İşte rahmet ayı geldi. Ramazan geldi. Sevinçliyiz.
Ramazan, yarı yolda kalanları yolun sonuna ulaştırmak için gelir. Yol üzerinde bulunanları teşvik etmek için gelir. Yoldan çıkmış olanlara istikamet çizmek için gelir. Yolda kaybedilenleri tedarik etmek için gelir. Yolda kirlenenleri arındırmak için gelir. Yola çıkmamaya nefsini, şeytanı, çevresini bahane kılanları harekete geçirmek için gelir. Yolda samimi olanlara müjdeler vermek için gelir.

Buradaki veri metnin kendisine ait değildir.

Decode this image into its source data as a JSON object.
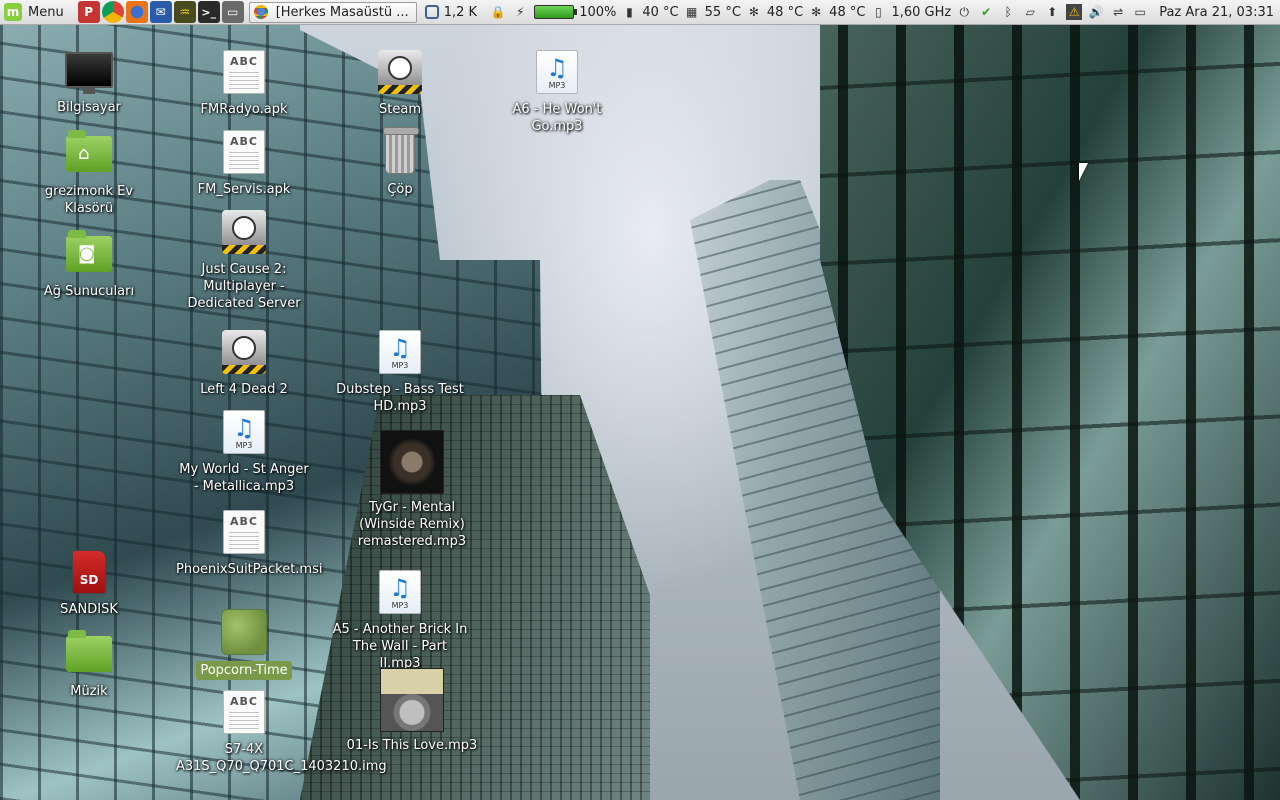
{
  "panel": {
    "menu_label": "Menu",
    "launchers": [
      "pdf-reader",
      "chrome",
      "firefox",
      "thunderbird",
      "system-monitor",
      "terminal",
      "file-manager"
    ],
    "window_title": "[Herkes Masaüstü ...",
    "net_speed": "1,2 K",
    "battery_percent": "100%",
    "temp1": "40 °C",
    "temp2": "55 °C",
    "temp3": "48 °C",
    "temp4": "48 °C",
    "cpu_freq": "1,60 GHz",
    "clock": "Paz Ara 21, 03:31"
  },
  "desktop": {
    "col1": [
      {
        "label": "Bilgisayar",
        "icon": "computer-icon"
      },
      {
        "label": "grezimonk Ev Klasörü",
        "icon": "home-folder-icon"
      },
      {
        "label": "Ağ Sunucuları",
        "icon": "network-folder-icon"
      },
      {
        "label": "SANDISK",
        "icon": "sd-card-icon"
      },
      {
        "label": "Müzik",
        "icon": "music-folder-icon"
      }
    ],
    "col2": [
      {
        "label": "FMRadyo.apk",
        "icon": "document-icon"
      },
      {
        "label": "FM_Servis.apk",
        "icon": "document-icon"
      },
      {
        "label": "Just Cause 2: Multiplayer - Dedicated Server",
        "icon": "steam-icon"
      },
      {
        "label": "Left 4 Dead 2",
        "icon": "steam-icon"
      },
      {
        "label": "My World - St Anger - Metallica.mp3",
        "icon": "mp3-icon"
      },
      {
        "label": "PhoenixSuitPacket.msi",
        "icon": "document-icon"
      },
      {
        "label": "Popcorn-Time",
        "icon": "popcorn-icon"
      },
      {
        "label": "S7-4X A31S_Q70_Q701C_1403210.img",
        "icon": "document-icon"
      }
    ],
    "col3": [
      {
        "label": "Steam",
        "icon": "steam-icon"
      },
      {
        "label": "Çöp",
        "icon": "trash-icon"
      },
      {
        "label": "Dubstep - Bass Test HD.mp3",
        "icon": "mp3-icon"
      },
      {
        "label": "TyGr - Mental (Winside Remix) remastered.mp3",
        "icon": "album-art-icon"
      },
      {
        "label": "A5 - Another Brick In The Wall - Part II.mp3",
        "icon": "mp3-icon"
      },
      {
        "label": "01-Is This Love.mp3",
        "icon": "album-art-icon"
      }
    ],
    "col4": [
      {
        "label": "A6 - He Won't Go.mp3",
        "icon": "mp3-icon"
      }
    ]
  }
}
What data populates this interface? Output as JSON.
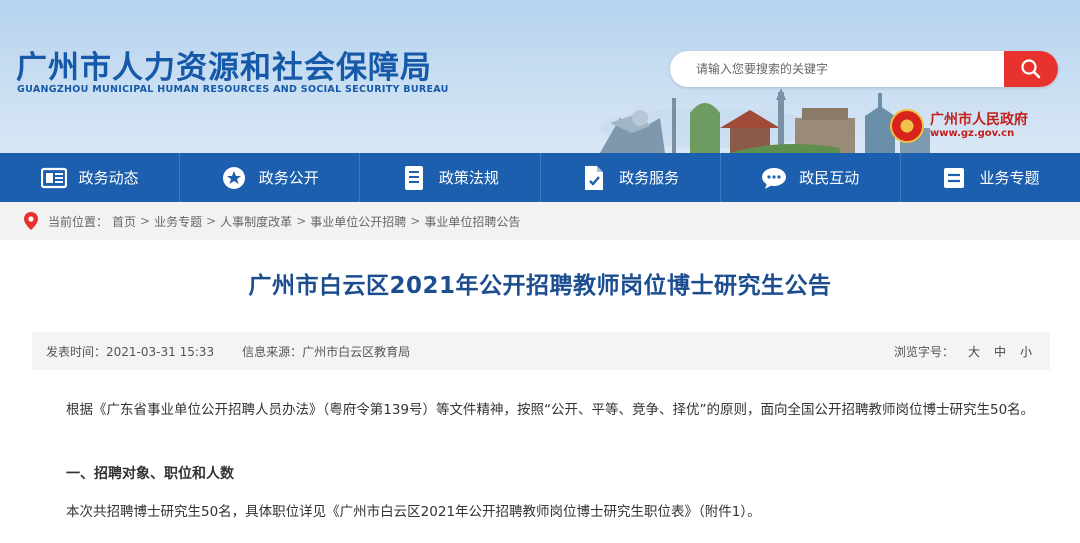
{
  "header": {
    "title": "广州市人力资源和社会保障局",
    "subtitle": "GUANGZHOU MUNICIPAL HUMAN RESOURCES AND SOCIAL SECURITY BUREAU",
    "search_placeholder": "请输入您要搜索的关键字",
    "gov_logo_name": "广州市人民政府",
    "gov_logo_url": "www.gz.gov.cn"
  },
  "nav": {
    "items": [
      {
        "label": "政务动态",
        "icon": "news-icon"
      },
      {
        "label": "政务公开",
        "icon": "star-icon"
      },
      {
        "label": "政策法规",
        "icon": "document-icon"
      },
      {
        "label": "政务服务",
        "icon": "service-icon"
      },
      {
        "label": "政民互动",
        "icon": "chat-icon"
      },
      {
        "label": "业务专题",
        "icon": "list-icon"
      }
    ]
  },
  "breadcrumb": {
    "label": "当前位置：",
    "items": [
      "首页",
      "业务专题",
      "人事制度改革",
      "事业单位公开招聘",
      "事业单位招聘公告"
    ],
    "separator": ">"
  },
  "article": {
    "title": "广州市白云区2021年公开招聘教师岗位博士研究生公告",
    "publish_label": "发表时间：",
    "publish_time": "2021-03-31 15:33",
    "source_label": "信息来源：",
    "source": "广州市白云区教育局",
    "font_size_label": "浏览字号：",
    "font_sizes": [
      "大",
      "中",
      "小"
    ],
    "paragraph_1": "根据《广东省事业单位公开招聘人员办法》（粤府令第139号）等文件精神，按照“公开、平等、竞争、择优”的原则，面向全国公开招聘教师岗位博士研究生50名。",
    "heading_1": "一、招聘对象、职位和人数",
    "paragraph_2": "本次共招聘博士研究生50名，具体职位详见《广州市白云区2021年公开招聘教师岗位博士研究生职位表》（附件1）。"
  },
  "colors": {
    "nav_bg": "#1c5fae",
    "brand": "#1559a8",
    "search_button": "#e8322d",
    "title": "#1c4e8f"
  }
}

Müslüman ramazana kavuştuğuna sevinir. Ramazan kadın erkek, genç yaşlı, büyük küçük, yedisinden yetmişine her Müslümanlar için bir neşedir, ibadetler için coşkudur, iftar ve infak için heyecandır, cami, kardeşlik, birlik ve beraberlik için kültürdür, nesilden nesile taşınan medeniyettir, öncekilerle sonrakiler arasındaki iletişimdir. Fani dünyanın, ahrete açılan reyyan kapısıdır.”